Entre la récession du Père Noël et les objectifs S&P des grandes institutions pour 2026, qui impliquent des gains annuels relativement faibles, les perspectives pour les actions américaines semblent sombres. Cependant, certains observateurs du marché restent ouverts d’esprit en attendant que davantage d’informations soient disponibles.
L’absence du Père Noël certaines années, comme en 2000 et 2008, s’avère être un signe avant-coureur d’une catastrophe. Selon Jeff Hirsch, auteur de Stock Trader’s Almanac, la baisse de 4 % de la saison 2000 s’est produite avant l’éclatement de la bulle technologique, tandis que la baisse de 2,5 % de la saison 2008 faisait suite au deuxième pire marché baissier de l’histoire.
Hirsch réserve toutefois le “jugement final” pour fin janvier. Si le S&P publie des chiffres négatifs pour les cinq premiers jours de bourse de l’année et pour l’ensemble du mois, cela « pèserait gravement sur les perspectives » pour 2026, a-t-il déclaré dans une note publiée lundi.
Alors que certains investisseurs chevronnés ont tiré la sonnette d’alarme concernant les actions américaines l’année dernière, d’autres se sont montrés optimistes.
La petite cassure du S&P qui a commencé plus tôt cette semaine, la première semaine complète de négociation de janvier, “semble être un grand positif”, a déclaré Mark Newton, responsable de la stratégie technique chez Fundstrat, dans un rapport publié lundi. Il pense que la récente évolution de l’indice de référence pourrait le ramener au-dessus de 7 000 malgré l’absence du Père Noël.

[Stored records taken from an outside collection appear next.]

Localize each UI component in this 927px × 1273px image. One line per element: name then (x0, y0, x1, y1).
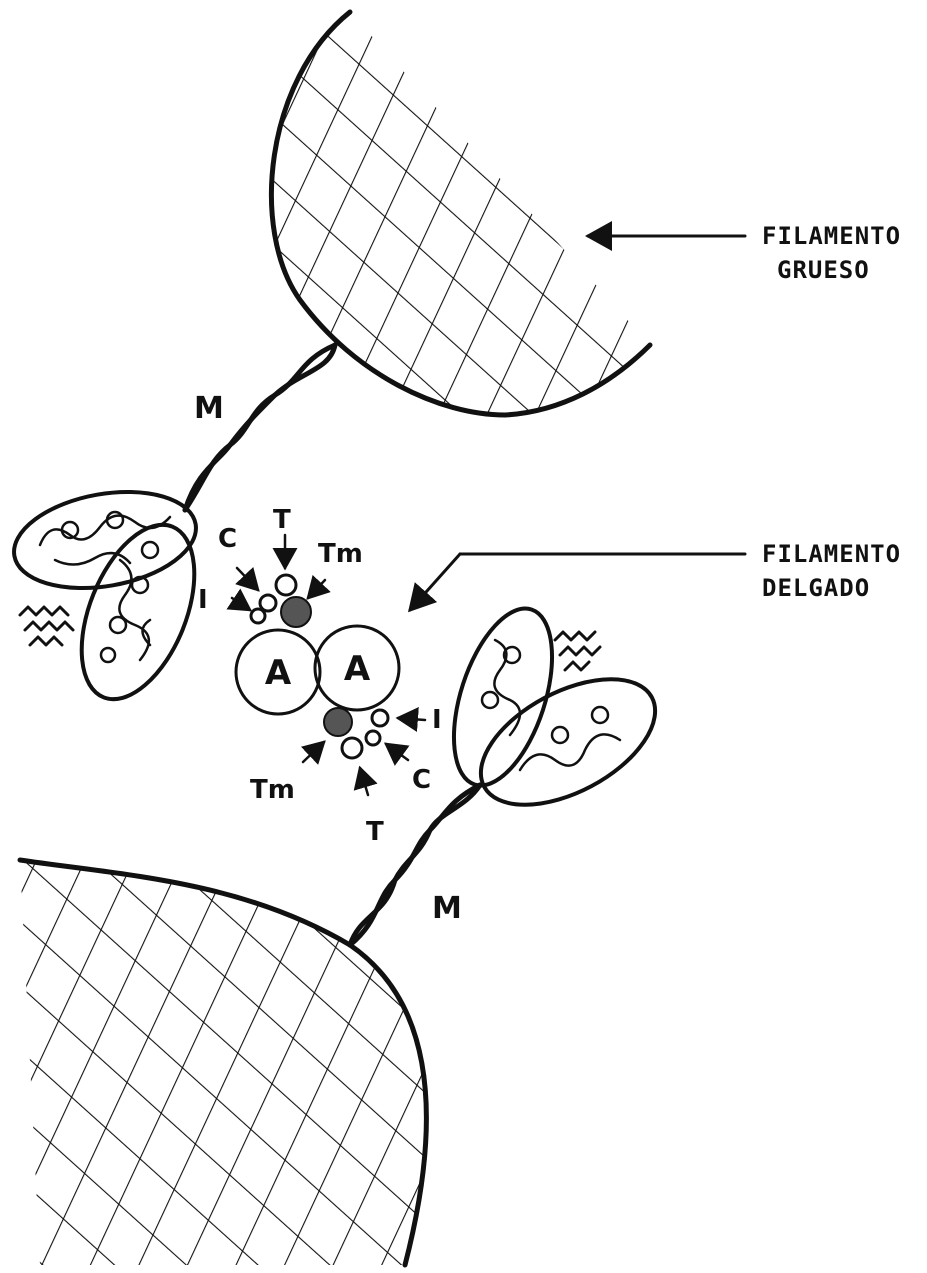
thick-filament-top (271, 12, 650, 415)
light-chain-zigzag-top (20, 607, 73, 645)
troponin-t-bottom (342, 738, 362, 758)
troponin-c-label-bottom: C (412, 765, 431, 795)
troponin-i-bottom (372, 710, 388, 726)
troponin-i-top (251, 609, 265, 623)
troponin-i-label-top: I (198, 585, 208, 615)
troponin-c-label-top: C (218, 524, 237, 554)
troponin-t-label-top: T (273, 505, 291, 535)
tropomyosin-label-top: Tm (318, 539, 363, 569)
troponin-t-label-bottom: T (366, 817, 384, 847)
light-chain-zigzag-bottom (555, 632, 600, 670)
tropomyosin-label-bottom: Tm (250, 775, 295, 805)
thick-filament-label-line1: FILAMENTO (762, 222, 901, 250)
actin-label-left: A (265, 653, 292, 693)
thin-filament-label-line2: DELGADO (762, 574, 870, 602)
troponin-i-label-bottom: I (432, 705, 442, 735)
myosin-head-bottom-2 (461, 653, 676, 830)
actin-label-right: A (344, 649, 371, 689)
myosin-head-top-1 (6, 479, 203, 602)
troponin-c-bottom (366, 731, 380, 745)
myosin-label-top: M (194, 391, 224, 426)
myosin-label-bottom: M (432, 891, 462, 926)
tropomyosin-top (281, 597, 311, 627)
thin-filament-cross-section (236, 575, 399, 758)
thick-filament-label-line2: GRUESO (777, 256, 870, 284)
troponin-t-top (276, 575, 296, 595)
thin-filament-label-line1: FILAMENTO (762, 540, 901, 568)
tropomyosin-bottom (324, 708, 352, 736)
myosin-head-bottom-1 (435, 597, 572, 798)
troponin-c-top (260, 595, 276, 611)
myosin-tail-top (185, 345, 335, 510)
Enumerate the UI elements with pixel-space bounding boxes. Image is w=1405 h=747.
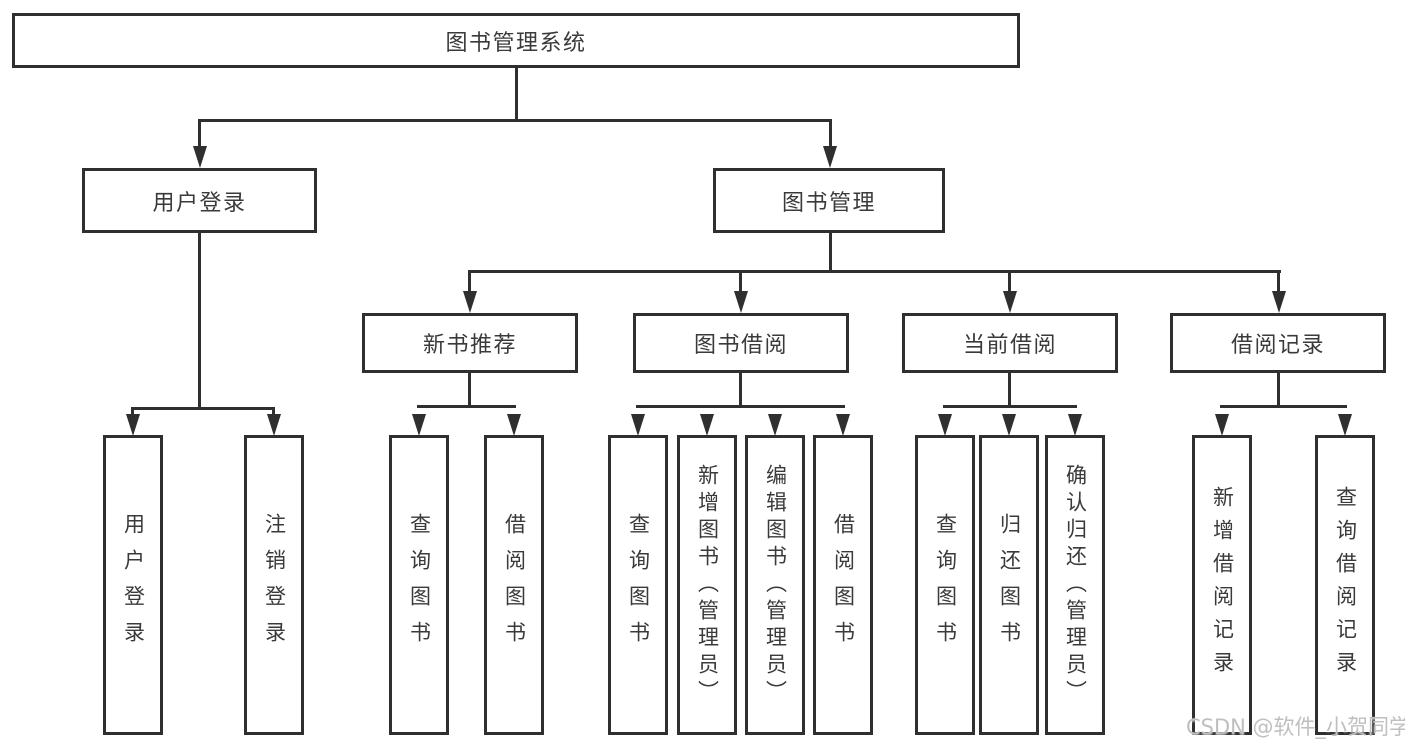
arrow-down-icon: [1003, 291, 1017, 313]
node-label: 用户登录: [152, 190, 247, 216]
connector-line: [417, 405, 516, 408]
connector-line: [1220, 405, 1347, 408]
node-user-login: 用户登录: [82, 168, 317, 233]
node-label: 编辑图书（管理员）: [763, 463, 788, 707]
arrow-down-icon: [193, 146, 207, 168]
arrow-down-icon: [1338, 414, 1352, 436]
connector-line: [272, 407, 275, 417]
leaf-borrow-books-1: 借阅图书: [484, 435, 544, 735]
node-borrow-record: 借阅记录: [1170, 313, 1386, 373]
connector-line: [469, 270, 1281, 273]
leaf-add-books-admin: 新增图书（管理员）: [677, 435, 737, 735]
leaf-confirm-return-admin: 确认归还（管理员）: [1045, 435, 1105, 735]
connector-line: [1277, 373, 1280, 407]
connector-line: [739, 270, 742, 293]
arrow-down-icon: [836, 414, 850, 436]
connector-line: [198, 233, 201, 409]
connector-line: [829, 119, 832, 148]
leaf-add-borrow-record: 新增借阅记录: [1192, 435, 1252, 735]
connector-line: [1277, 270, 1280, 293]
node-label: 图书管理系统: [445, 30, 587, 56]
csdn-watermark: CSDN @软件_小贺同学: [1186, 715, 1405, 739]
node-label: 确认归还（管理员）: [1063, 463, 1088, 707]
arrow-down-icon: [267, 414, 281, 436]
connector-line: [739, 373, 742, 407]
connector-line: [515, 68, 518, 121]
node-new-book-recommend: 新书推荐: [362, 313, 578, 373]
arrow-down-icon: [1215, 414, 1229, 436]
arrow-down-icon: [700, 414, 714, 436]
connector-line: [829, 232, 832, 272]
arrow-down-icon: [1002, 414, 1016, 436]
arrow-down-icon: [631, 414, 645, 436]
connector-line: [132, 407, 275, 410]
connector-line: [1008, 270, 1011, 293]
leaf-logout: 注销登录: [244, 435, 304, 735]
node-label: 注销登录: [262, 513, 287, 657]
leaf-return-books: 归还图书: [979, 435, 1039, 735]
connector-line: [198, 119, 201, 148]
node-label: 当前借阅: [962, 333, 1057, 358]
node-label: 查询图书: [933, 513, 958, 657]
connector-line: [468, 270, 471, 293]
leaf-query-borrow-record: 查询借阅记录: [1315, 435, 1375, 735]
connector-line: [636, 405, 845, 408]
node-label: 图书管理: [781, 190, 876, 216]
leaf-query-books-3: 查询图书: [915, 435, 975, 735]
arrow-down-icon: [1068, 414, 1082, 436]
connector-line: [468, 373, 471, 407]
connector-line: [198, 119, 832, 122]
node-label: 借阅图书: [831, 513, 856, 657]
arrow-down-icon: [938, 414, 952, 436]
leaf-borrow-books-2: 借阅图书: [813, 435, 873, 735]
arrow-down-icon: [734, 291, 748, 313]
node-library-management-system: 图书管理系统: [12, 13, 1020, 68]
node-label: 图书借阅: [693, 333, 788, 358]
arrow-down-icon: [126, 414, 140, 436]
connector-line: [1008, 373, 1011, 407]
node-label: 用户登录: [121, 513, 146, 657]
leaf-user-login: 用户登录: [103, 435, 163, 735]
node-book-borrow: 图书借阅: [633, 313, 849, 373]
arrow-down-icon: [1272, 291, 1286, 313]
node-label: 新书推荐: [422, 333, 517, 358]
leaf-edit-books-admin: 编辑图书（管理员）: [745, 435, 805, 735]
node-label: 查询借阅记录: [1333, 486, 1358, 684]
arrow-down-icon: [412, 414, 426, 436]
arrow-down-icon: [823, 146, 837, 168]
connector-line: [943, 405, 1077, 408]
leaf-query-books-1: 查询图书: [389, 435, 449, 735]
leaf-query-books-2: 查询图书: [608, 435, 668, 735]
node-label: 新增图书（管理员）: [695, 463, 720, 707]
arrow-down-icon: [507, 414, 521, 436]
node-current-borrow: 当前借阅: [902, 313, 1118, 373]
node-label: 借阅图书: [502, 513, 527, 657]
arrow-down-icon: [463, 291, 477, 313]
node-label: 查询图书: [407, 513, 432, 657]
connector-line: [131, 407, 134, 417]
node-label: 归还图书: [997, 513, 1022, 657]
node-label: 查询图书: [626, 513, 651, 657]
node-book-management: 图书管理: [713, 168, 945, 233]
node-label: 借阅记录: [1230, 333, 1325, 358]
arrow-down-icon: [768, 414, 782, 436]
node-label: 新增借阅记录: [1210, 486, 1235, 684]
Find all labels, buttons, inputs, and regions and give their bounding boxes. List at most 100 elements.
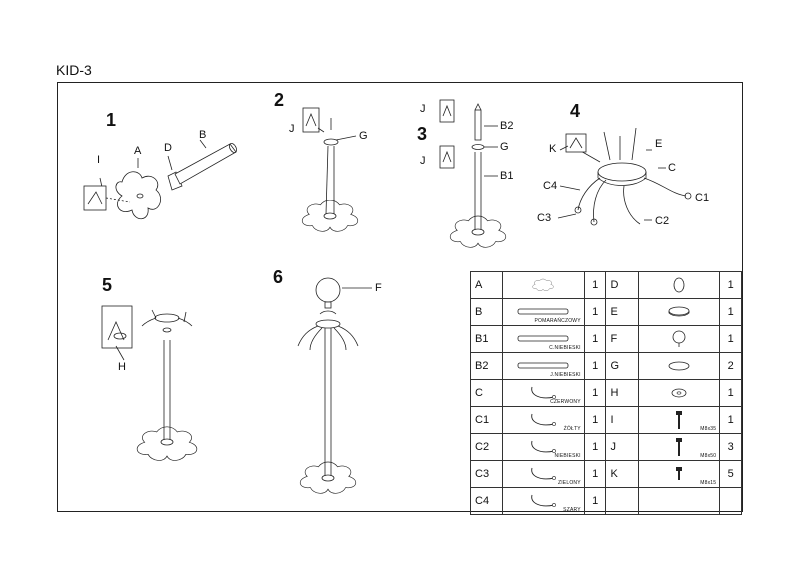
callout-f: F — [375, 282, 382, 294]
part-hook-icon — [507, 439, 580, 455]
part-qty: 3 — [719, 433, 742, 461]
callout-c1: C1 — [695, 192, 710, 204]
part-qty: 1 — [583, 487, 607, 515]
part-id: B1 — [469, 325, 504, 353]
part-qty: 1 — [583, 433, 607, 461]
part-id: E — [605, 298, 639, 326]
callout-j1-step3: J — [420, 103, 426, 115]
part-tube-icon — [507, 362, 580, 370]
part-color-caption: POMARAŃCZOWY — [534, 318, 581, 324]
step3-drawing — [439, 99, 507, 248]
part-bolt-icon — [643, 410, 716, 430]
part-id: K — [605, 460, 639, 488]
part-color-caption: C.NIEBIESKI — [549, 345, 581, 351]
step5-drawing — [101, 305, 198, 461]
part-qty: 2 — [719, 352, 742, 380]
part-flower-icon — [507, 278, 580, 292]
part-size-caption: M8x50 — [700, 453, 717, 459]
part-id: D — [605, 271, 639, 299]
part-disc-icon — [643, 306, 716, 318]
empty-cell — [719, 487, 742, 515]
part-ring-icon — [643, 360, 716, 372]
part-id: F — [605, 325, 639, 353]
part-qty: 1 — [583, 352, 607, 380]
part-cap-icon — [643, 277, 716, 293]
callout-a: A — [134, 145, 142, 157]
callout-i: I — [97, 154, 101, 166]
part-bolt-icon — [643, 437, 716, 457]
step2-drawing — [301, 107, 359, 232]
part-picture: CZERWONY — [502, 379, 585, 407]
part-screw-icon — [643, 466, 716, 482]
part-qty: 1 — [583, 460, 607, 488]
part-picture — [637, 325, 721, 353]
part-qty: 1 — [583, 271, 607, 299]
callout-c3: C3 — [537, 212, 552, 224]
part-qty: 1 — [719, 271, 742, 299]
step-number-6: 6 — [273, 267, 284, 287]
part-id: J — [605, 433, 639, 461]
part-hook-icon — [507, 466, 580, 482]
callout-b1: B1 — [500, 170, 514, 182]
instructions-frame — [57, 82, 743, 512]
part-hook-icon — [507, 493, 580, 509]
part-id: C1 — [469, 406, 504, 434]
part-id: G — [605, 352, 639, 380]
part-id: B — [469, 298, 504, 326]
part-id: C2 — [469, 433, 504, 461]
step-number-2: 2 — [274, 90, 285, 110]
callout-e: E — [655, 138, 663, 150]
callout-b: B — [199, 129, 207, 141]
step4-drawing — [557, 127, 692, 226]
part-size-caption: M8x35 — [700, 426, 717, 432]
step-number-5: 5 — [102, 275, 113, 295]
part-qty: 1 — [583, 406, 607, 434]
part-picture — [637, 379, 721, 407]
part-qty: 1 — [719, 379, 742, 407]
callout-j-step2: J — [289, 123, 295, 135]
part-picture: POMARAŃCZOWY — [502, 298, 585, 326]
part-picture: NIEBIESKI — [502, 433, 585, 461]
callout-b2: B2 — [500, 120, 514, 132]
part-picture: C.NIEBIESKI — [502, 325, 585, 353]
part-picture — [637, 271, 721, 299]
step-number-4: 4 — [570, 101, 581, 121]
part-qty: 1 — [719, 325, 742, 353]
part-washer-icon — [643, 387, 716, 399]
part-qty: 1 — [719, 406, 742, 434]
part-qty: 5 — [719, 460, 742, 488]
part-hook-icon — [507, 385, 580, 401]
part-id: B2 — [469, 352, 504, 380]
callout-g-step2: G — [359, 130, 368, 142]
part-id: A — [469, 271, 504, 299]
part-qty: 1 — [583, 379, 607, 407]
callout-g-step3: G — [500, 141, 509, 153]
step6-drawing — [297, 277, 372, 494]
part-picture — [637, 298, 721, 326]
part-picture: M8x15 — [637, 460, 721, 488]
part-color-caption: ŻÓŁTY — [563, 426, 581, 432]
part-qty: 1 — [719, 298, 742, 326]
part-color-caption: SZARY — [563, 507, 581, 513]
part-color-caption: NIEBIESKI — [554, 453, 581, 459]
empty-cell — [605, 487, 639, 515]
part-ball-icon — [643, 330, 716, 348]
empty-cell — [637, 487, 721, 515]
callout-k: K — [549, 143, 557, 155]
part-id: C — [469, 379, 504, 407]
model-title: KID-3 — [56, 62, 92, 78]
part-tube-icon — [507, 335, 580, 343]
part-picture: M8x35 — [637, 406, 721, 434]
part-picture: M8x50 — [637, 433, 721, 461]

Jessica Rabe de DataTrek a déclaré que les investisseurs ne devraient pas trop lire les chiffres de janvier comme un signe des choses à venir. “Bien sûr, comme toute heuristique boursière, cela ne fonctionne pas chaque année, mais l’histoire montre qu’une performance positive du S&P en janvier a tendance à conduire à des rendements beaucoup plus élevés sur l’année”, a-t-elle écrit aujourd’hui dans un rapport.
Jusqu’ici, tout va bien. Le S&P est en hausse de 0,8 % au cours des deux premiers jours de bourse de 2026.